YOKOHAMA -- The Chinatown in this port city south of Tokyo has thanked the public for its support after racist letters were sent to restaurants in the area as fears over the spread of the novel coronavirus gripped Japan.
"Thank you to everyone. #HangInThereChinatown," reads a banner in Japanese raised at the Zenrin Gate, the busiest area of Yokohama Chinatown. The banner was put up to express the gratitude of restaurant owners for numerous messages of encouragement posted on social media following the hate mail incidents. The hashtag was chosen from among those attached to many of the supportive posts.
"We are grateful for the messages of encouragement. Our customers' support is what drives us forward more than anything else," said Nobumasa Takahashi, president of the Yokohama Chinatown Development Association, to which many restaurants and other establishments in the area belong.
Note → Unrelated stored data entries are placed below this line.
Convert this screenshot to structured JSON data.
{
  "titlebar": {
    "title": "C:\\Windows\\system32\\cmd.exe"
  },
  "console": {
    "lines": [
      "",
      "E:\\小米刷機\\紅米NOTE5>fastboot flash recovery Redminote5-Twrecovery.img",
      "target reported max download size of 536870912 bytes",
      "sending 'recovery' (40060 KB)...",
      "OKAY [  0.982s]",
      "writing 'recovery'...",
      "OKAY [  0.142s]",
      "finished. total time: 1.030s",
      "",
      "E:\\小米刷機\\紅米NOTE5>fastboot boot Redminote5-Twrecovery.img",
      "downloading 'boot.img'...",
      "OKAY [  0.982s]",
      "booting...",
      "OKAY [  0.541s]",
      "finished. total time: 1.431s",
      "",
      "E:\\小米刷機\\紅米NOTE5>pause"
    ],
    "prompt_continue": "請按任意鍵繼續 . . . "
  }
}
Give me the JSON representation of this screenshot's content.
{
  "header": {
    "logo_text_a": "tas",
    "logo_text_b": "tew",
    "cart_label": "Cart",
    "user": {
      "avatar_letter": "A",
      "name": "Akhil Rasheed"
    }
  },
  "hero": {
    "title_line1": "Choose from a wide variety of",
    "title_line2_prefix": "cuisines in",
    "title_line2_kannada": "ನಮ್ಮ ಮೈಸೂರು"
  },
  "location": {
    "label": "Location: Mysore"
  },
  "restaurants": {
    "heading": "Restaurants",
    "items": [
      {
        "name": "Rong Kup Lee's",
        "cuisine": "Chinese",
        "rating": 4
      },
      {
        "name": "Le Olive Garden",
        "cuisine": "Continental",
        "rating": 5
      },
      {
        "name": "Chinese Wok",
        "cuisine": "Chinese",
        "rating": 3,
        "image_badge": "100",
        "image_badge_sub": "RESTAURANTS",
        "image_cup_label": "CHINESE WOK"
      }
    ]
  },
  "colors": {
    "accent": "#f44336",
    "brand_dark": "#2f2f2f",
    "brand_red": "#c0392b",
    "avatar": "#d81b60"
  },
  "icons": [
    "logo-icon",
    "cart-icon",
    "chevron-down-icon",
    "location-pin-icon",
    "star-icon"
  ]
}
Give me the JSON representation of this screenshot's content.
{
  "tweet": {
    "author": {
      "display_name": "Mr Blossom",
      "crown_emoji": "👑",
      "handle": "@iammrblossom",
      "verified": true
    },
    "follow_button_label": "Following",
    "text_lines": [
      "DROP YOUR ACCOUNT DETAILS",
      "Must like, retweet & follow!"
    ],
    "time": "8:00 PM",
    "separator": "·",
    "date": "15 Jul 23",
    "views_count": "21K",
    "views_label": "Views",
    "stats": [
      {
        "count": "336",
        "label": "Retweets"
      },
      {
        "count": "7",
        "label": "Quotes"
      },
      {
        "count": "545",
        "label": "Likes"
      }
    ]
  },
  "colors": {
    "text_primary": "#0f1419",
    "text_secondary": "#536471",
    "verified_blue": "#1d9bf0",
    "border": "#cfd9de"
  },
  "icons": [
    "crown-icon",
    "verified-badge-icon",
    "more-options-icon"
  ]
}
The hate letters arrived at several restaurants in the Chinatown on March 3. After the restaurant owners released the content of the anti-Chinese letters online, countless words of support and encouragement poured in via social media, such as "Do not give in!" "Hang in there, (restaurant) operators," and "I'll go eat good dishes there."
According to the association, Yokohama Chinatown's shop and restaurant sales figures have plummeted to about 10% of what they are in a typical peak period. Establishments that can serve large groups were barraged with reservation cancellations, putting them in a tight squeeze.
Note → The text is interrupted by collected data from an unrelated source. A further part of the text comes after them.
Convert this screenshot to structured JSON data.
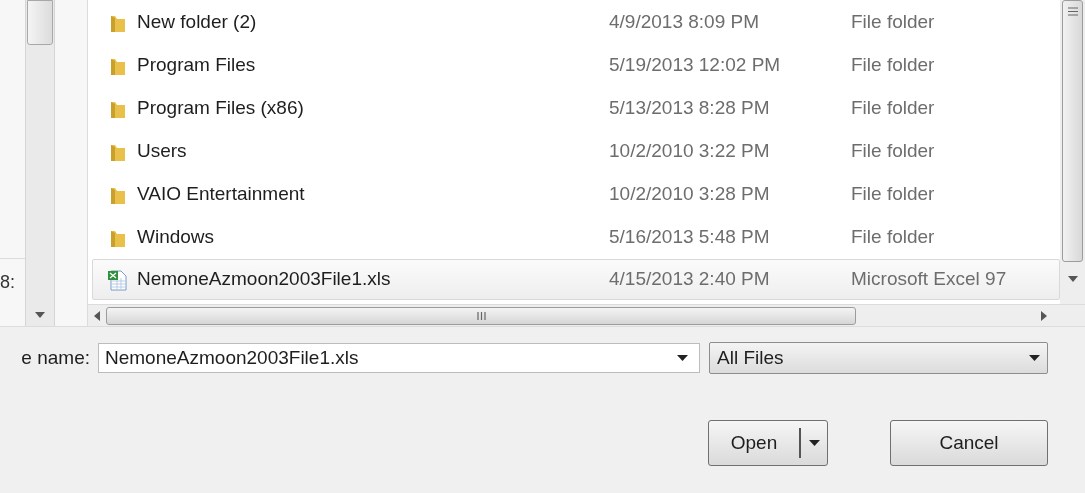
{
  "nav_pane": {
    "cut_text": "8:"
  },
  "files": [
    {
      "kind": "folder",
      "name": "New folder (2)",
      "date": "4/9/2013 8:09 PM",
      "type": "File folder",
      "selected": false
    },
    {
      "kind": "folder",
      "name": "Program Files",
      "date": "5/19/2013 12:02 PM",
      "type": "File folder",
      "selected": false
    },
    {
      "kind": "folder",
      "name": "Program Files (x86)",
      "date": "5/13/2013 8:28 PM",
      "type": "File folder",
      "selected": false
    },
    {
      "kind": "folder",
      "name": "Users",
      "date": "10/2/2010 3:22 PM",
      "type": "File folder",
      "selected": false
    },
    {
      "kind": "folder",
      "name": "VAIO Entertainment",
      "date": "10/2/2010 3:28 PM",
      "type": "File folder",
      "selected": false
    },
    {
      "kind": "folder",
      "name": "Windows",
      "date": "5/16/2013 5:48 PM",
      "type": "File folder",
      "selected": false
    },
    {
      "kind": "excel",
      "name": "NemoneAzmoon2003File1.xls",
      "date": "4/15/2013 2:40 PM",
      "type": "Microsoft Excel 97",
      "selected": true
    }
  ],
  "file_name": {
    "label": "e name:",
    "value": "NemoneAzmoon2003File1.xls"
  },
  "file_type": {
    "value": "All Files"
  },
  "buttons": [
    "Open",
    "Cancel"
  ]
}
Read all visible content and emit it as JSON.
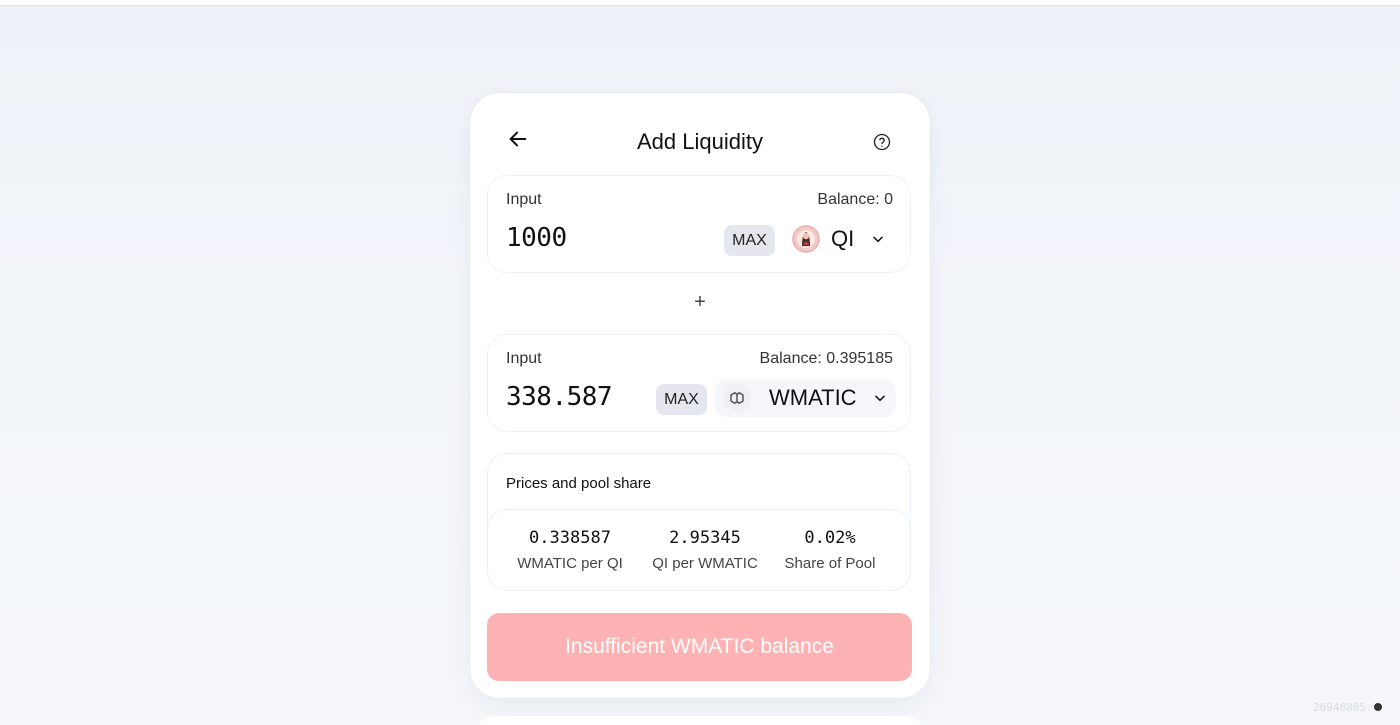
{
  "header": {
    "title": "Add Liquidity",
    "back_icon": "arrow-left-icon",
    "help_icon": "question-circle-icon"
  },
  "token_a": {
    "label": "Input",
    "balance": "Balance: 0",
    "amount": "1000",
    "max_label": "MAX",
    "symbol": "QI",
    "icon": "qi-token-icon"
  },
  "plus_symbol": "+",
  "token_b": {
    "label": "Input",
    "balance": "Balance: 0.395185",
    "amount": "338.587",
    "max_label": "MAX",
    "symbol": "WMATIC",
    "icon": "wmatic-token-icon"
  },
  "prices": {
    "title": "Prices and pool share",
    "stats": [
      {
        "value": "0.338587",
        "label": "WMATIC per QI"
      },
      {
        "value": "2.95345",
        "label": "QI per WMATIC"
      },
      {
        "value": "0.02%",
        "label": "Share of Pool"
      }
    ]
  },
  "cta": {
    "label": "Insufficient WMATIC balance",
    "color": "#ffb2b4"
  },
  "footer": {
    "build": "20940805"
  }
}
On March 20, a prayer was offered for the end of the coronavirus pandemic during the Ma Zhu festival, held on the eastern side of Chinatown to celebrate the 14th anniversary of the opening of the Ma Zhu Miao temple.
The temple enshrines Ma Zhu, the Chinese goddess of the sea, and in normal years a portable shrine carrying the deity is paraded down the streets as part of a purification ceremony. However, the parade was cancelled this year due to the virus.
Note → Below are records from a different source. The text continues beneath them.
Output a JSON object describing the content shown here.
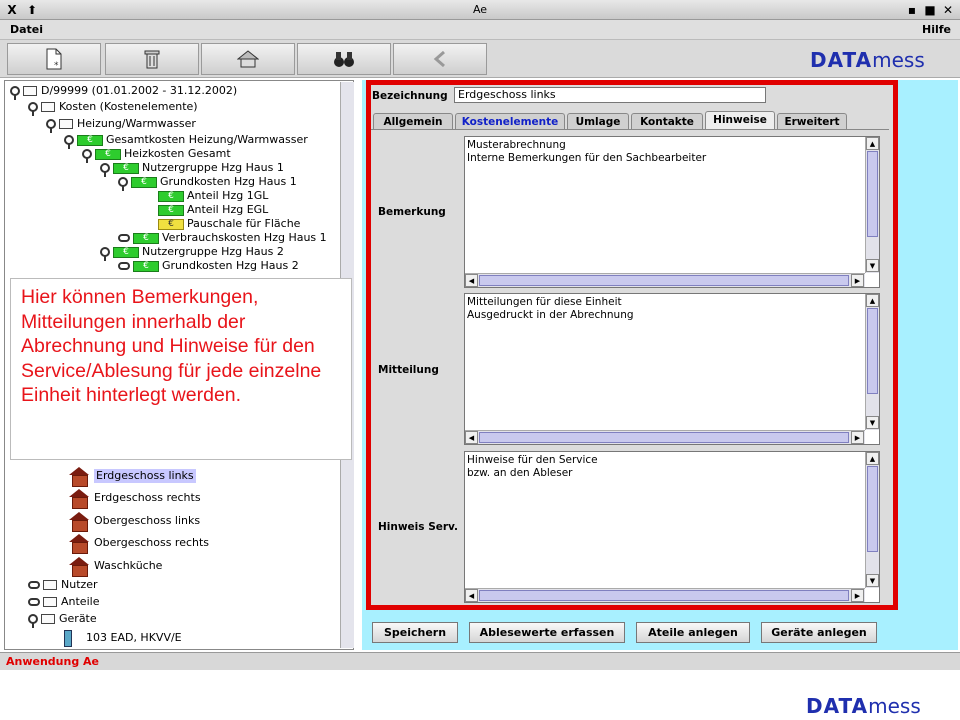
{
  "window": {
    "title": "Ae"
  },
  "menu": {
    "file": "Datei",
    "help": "Hilfe"
  },
  "toolbar": {
    "buttons": [
      "new-document-icon",
      "trash-icon",
      "home-icon",
      "binoculars-icon",
      "back-arrow-icon"
    ]
  },
  "logo": {
    "part1": "DATA",
    "part2": "mess"
  },
  "tree": {
    "root": "D/99999 (01.01.2002 - 31.12.2002)",
    "kosten": "Kosten (Kostenelemente)",
    "heizung": "Heizung/Warmwasser",
    "gesamtkosten": "Gesamtkosten Heizung/Warmwasser",
    "heizkosten": "Heizkosten Gesamt",
    "ng1": "Nutzergruppe Hzg Haus 1",
    "gk1": "Grundkosten Hzg Haus 1",
    "anteil1gl": "Anteil Hzg 1GL",
    "anteilegl": "Anteil Hzg EGL",
    "pauschale": "Pauschale für Fläche",
    "verbrauch1": "Verbrauchskosten Hzg Haus 1",
    "ng2": "Nutzergruppe Hzg Haus 2",
    "gk2": "Grundkosten Hzg Haus 2",
    "units": [
      "Erdgeschoss links",
      "Erdgeschoss rechts",
      "Obergeschoss links",
      "Obergeschoss rechts",
      "Waschküche"
    ],
    "nutzer": "Nutzer",
    "anteile": "Anteile",
    "geraete": "Geräte",
    "device": "103 EAD, HKVV/E"
  },
  "callout": "Hier können Bemerkungen, Mitteilungen innerhalb der Abrechnung und Hinweise für den Service/Ablesung für jede einzelne Einheit hinterlegt werden.",
  "form": {
    "bezeichnung_label": "Bezeichnung",
    "bezeichnung_value": "Erdgeschoss links",
    "tabs": [
      "Allgemein",
      "Kostenelemente",
      "Umlage",
      "Kontakte",
      "Hinweise",
      "Erweitert"
    ],
    "active_tab": "Hinweise",
    "bemerkung_label": "Bemerkung",
    "bemerkung_text": "Musterabrechnung\nInterne Bemerkungen für den Sachbearbeiter",
    "mitteilung_label": "Mitteilung",
    "mitteilung_text": "Mitteilungen für diese Einheit\nAusgedruckt in der Abrechnung",
    "hinweis_label": "Hinweis Serv.",
    "hinweis_text": "Hinweise für den Service\nbzw. an den Ableser"
  },
  "buttons": {
    "save": "Speichern",
    "readings": "Ablesewerte erfassen",
    "shares": "Ateile anlegen",
    "devices": "Geräte anlegen"
  },
  "status": "Anwendung Ae",
  "colors": {
    "accent": "#1f2fae",
    "alert_red": "#e00000",
    "panel_bg": "#a8f0ff"
  }
}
Instead, a large banquet table was set up outside the temple to perform a purification ritual for some 70 people. The temple trustees participated in the festival wearing T-shirts bearing Chinese characters meaning quelling calamities and epidemics.
"When you are down, things will always be better if you pray to god. Hope will not come unless you seek it. Each and every one of us must fight against the coronavirus," said Kensei Hayashi, 78, chairman of the temple.